Saturday, March 30, 2024

Why's It So Hard to Keep Track of Easter?


Jeff––Saturday

No disrespect intended.  It’s a serious question. 

I  think most of us are aware that Easter is celebrated by Western Christianity and by Orthodox Christianity more often than not on different days. Last year they were celebrated a week apart, this year they're separated by the entire month of April.  Having no fixed date, that's why Easter is called a moveable feast, unlike Christmas…at least for most.

So, why is there such uncertainty over determining the date of this seminal holiday so significant to so much of the world? There are two answers–one easy, one not. The simple answer is that Greeks and others of the Orthodox faith calculate their Easter based upon the Julian calendar, while Western Christianity uses the modern Gregorian Calendar. If you want to know precisely how the date is determined, the explanation begins to sound strangely reminiscent of one attempting to explain how algorithms work.
 

First Council of Nicaea (325)

Officially, I understand the First Ecumenical Synod ruled in 325 that Easter Sunday should fall on the Sunday that follows the first full moon after the vernal equinox (the point at which the ecliptic intersects the celestial equator, the sun having a northerly motion) and the invariable date of the vernal equinox is March 21.  If the full moon happens to fall on a Sunday, Easter is observed the following Sunday.

Before the year 325 the determination of the date for Easter (or Pascha) seemed relatively easy.  Just ask the Jews in your community when they celebrated Passover according to the lunar-based Hebrew Calendar (now into its 5784th year), because the Jewish Holiday of Passover (or Pesach) was the occasion for the Last Supper.  The only dispute appeared to be over whether Easter should be celebrated on the Hebrew calendar’s date of Nisan 14 or the following Sunday.

Original mural by Leonardo Da Vinci between 1495-1498

The First Ecumenical Synod changed all that by calculating the exact date of Easter from the more modern cycles of the sun-based Julian calendar.  And even though some in the Church did not agree with that determination, it became Christianity’s generally accepted method for calculating the date of Easter and continued to be so for more than five hundred years after the Great Schism of 1052 separated the Church of the West to Rome and the Church of the East to Constantinople (Istanbul).
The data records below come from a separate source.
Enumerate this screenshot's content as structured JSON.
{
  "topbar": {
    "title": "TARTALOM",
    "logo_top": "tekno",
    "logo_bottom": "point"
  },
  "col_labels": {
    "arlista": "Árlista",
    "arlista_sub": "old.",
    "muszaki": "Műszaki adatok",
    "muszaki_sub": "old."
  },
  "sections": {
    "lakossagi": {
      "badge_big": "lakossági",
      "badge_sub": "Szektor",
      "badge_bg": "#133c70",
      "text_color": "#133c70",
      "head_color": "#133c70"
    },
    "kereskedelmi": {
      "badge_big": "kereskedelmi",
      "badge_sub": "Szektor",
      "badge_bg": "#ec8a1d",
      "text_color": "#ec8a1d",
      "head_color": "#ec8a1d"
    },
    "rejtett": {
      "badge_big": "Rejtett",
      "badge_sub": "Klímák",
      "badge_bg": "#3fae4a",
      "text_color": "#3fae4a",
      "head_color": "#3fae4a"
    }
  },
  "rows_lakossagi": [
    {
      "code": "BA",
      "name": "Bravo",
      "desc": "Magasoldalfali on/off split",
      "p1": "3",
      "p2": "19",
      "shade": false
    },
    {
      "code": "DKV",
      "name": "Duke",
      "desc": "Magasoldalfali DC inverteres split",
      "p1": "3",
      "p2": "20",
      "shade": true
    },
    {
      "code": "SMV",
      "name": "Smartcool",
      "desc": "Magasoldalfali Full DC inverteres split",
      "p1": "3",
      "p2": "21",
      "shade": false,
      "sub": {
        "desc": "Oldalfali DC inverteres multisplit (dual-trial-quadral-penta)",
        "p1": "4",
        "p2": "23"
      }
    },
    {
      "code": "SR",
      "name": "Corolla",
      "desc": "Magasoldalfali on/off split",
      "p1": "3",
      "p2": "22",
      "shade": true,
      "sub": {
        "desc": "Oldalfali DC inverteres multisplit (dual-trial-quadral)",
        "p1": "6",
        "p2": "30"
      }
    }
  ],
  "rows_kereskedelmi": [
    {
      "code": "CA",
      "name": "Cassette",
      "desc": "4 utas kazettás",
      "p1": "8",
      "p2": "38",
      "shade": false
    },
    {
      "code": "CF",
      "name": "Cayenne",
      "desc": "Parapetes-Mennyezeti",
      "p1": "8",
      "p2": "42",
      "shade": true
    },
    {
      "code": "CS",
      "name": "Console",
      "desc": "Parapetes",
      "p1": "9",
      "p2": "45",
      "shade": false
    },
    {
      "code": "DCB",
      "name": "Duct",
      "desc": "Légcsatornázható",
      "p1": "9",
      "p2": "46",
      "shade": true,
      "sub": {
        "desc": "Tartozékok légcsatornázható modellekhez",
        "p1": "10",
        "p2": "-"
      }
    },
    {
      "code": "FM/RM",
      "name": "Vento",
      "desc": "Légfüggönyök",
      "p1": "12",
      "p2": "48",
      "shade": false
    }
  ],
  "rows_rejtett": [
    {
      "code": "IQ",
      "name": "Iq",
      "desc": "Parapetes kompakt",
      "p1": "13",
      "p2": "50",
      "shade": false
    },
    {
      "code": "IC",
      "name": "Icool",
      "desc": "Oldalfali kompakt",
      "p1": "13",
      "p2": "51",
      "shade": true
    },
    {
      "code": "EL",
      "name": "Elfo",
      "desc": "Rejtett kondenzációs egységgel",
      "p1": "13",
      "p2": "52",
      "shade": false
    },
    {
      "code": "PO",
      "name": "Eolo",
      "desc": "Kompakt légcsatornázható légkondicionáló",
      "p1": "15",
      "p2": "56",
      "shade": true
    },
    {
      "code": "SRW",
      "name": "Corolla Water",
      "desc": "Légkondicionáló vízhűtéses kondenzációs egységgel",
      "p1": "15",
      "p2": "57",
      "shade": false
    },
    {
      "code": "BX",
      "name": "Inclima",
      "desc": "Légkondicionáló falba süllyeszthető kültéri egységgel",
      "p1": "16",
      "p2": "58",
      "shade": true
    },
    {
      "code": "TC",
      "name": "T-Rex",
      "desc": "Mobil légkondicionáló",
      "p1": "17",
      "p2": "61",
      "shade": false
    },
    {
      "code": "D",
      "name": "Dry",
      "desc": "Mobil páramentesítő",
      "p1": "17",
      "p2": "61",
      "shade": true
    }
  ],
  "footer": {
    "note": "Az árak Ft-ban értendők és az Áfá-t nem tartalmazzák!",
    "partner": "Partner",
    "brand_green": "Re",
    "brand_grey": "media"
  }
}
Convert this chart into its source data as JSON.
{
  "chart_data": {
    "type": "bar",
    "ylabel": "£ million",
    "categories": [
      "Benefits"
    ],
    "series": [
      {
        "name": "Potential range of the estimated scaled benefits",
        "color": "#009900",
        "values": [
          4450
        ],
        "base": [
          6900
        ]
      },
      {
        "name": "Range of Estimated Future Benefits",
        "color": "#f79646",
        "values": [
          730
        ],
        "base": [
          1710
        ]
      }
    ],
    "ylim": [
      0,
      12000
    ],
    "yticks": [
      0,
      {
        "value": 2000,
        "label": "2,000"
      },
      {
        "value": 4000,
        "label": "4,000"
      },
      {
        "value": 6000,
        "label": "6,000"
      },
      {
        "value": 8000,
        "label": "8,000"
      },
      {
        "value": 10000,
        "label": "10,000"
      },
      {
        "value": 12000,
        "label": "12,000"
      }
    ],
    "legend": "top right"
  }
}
Pope Gregory XIII (1502-1585)
But in 1582 Pope Gregory XIII introduced what is known as the Gregorian calendar for the express purpose of correctly calculating Easter, something the Julian calendar was not believed to have achieved.  Today, the Gregorian calendar is the world’s officially accepted civil calendar (except in Greece’s 1500 year-old monastic community of Mount Athos—see Prey on Patmos), but there still is not agreement among the Christian world over whether it correctly fixes the date of Easter.

Indeed, as recently as 1997 the World Council of Churches proposed a method of using modern scientific knowledge for precisely calculating Easter and replacing divergent practices.  It was not adopted.

All of which means that (based upon our everyday calendar), Easter for Western Christianity always falls on a Sunday between March 22 and April 25, and for most of Eastern Orthodoxy on a Sunday between April 4 and May 8—at least during the 21st Century.

As for how Passover fits into all this, Julian calendar Easter always falls on a Sunday after the first day of the eight-day Passover holiday (and generally within those eight days), but Gregorian calendar observers who might think of tempting their Jewish friends with offers of treasured chocolate bunnies forbidden to their friends during that observant period should keep in mind that on the Gregorian calendar Passover will at times fall after Easter.  My buddies in the old neighborhood learned that lesson the hard way.

But no matter what calendar you follow, with all my heart I wish you a Happy Easter for tomorrow, a Zissen Pesach for April 22nd, and Kalo Paska for May 5th--plus as a bonus to my baby brother born on Cinco de Mayo, HAPPY BIRTHDAY BIG AL. 


––Jeff

3 comments:

  1. Hah. When my eye first caught sight of that picture of Pope Gregory, the thought flashed through my mind, "Why is he sucking up a really long spaghetti noodle???"

    ReplyDelete
  2. So pleased, EvKa, to see that your sense of humor remains undeterred no matter how off your noodle it shows you to be... J

    ReplyDelete
  3. Thanks for this breakdown, which was much more fun to read than trying to figure it out on Wikipedia. Hope you and Barbara had a wonderful holiday.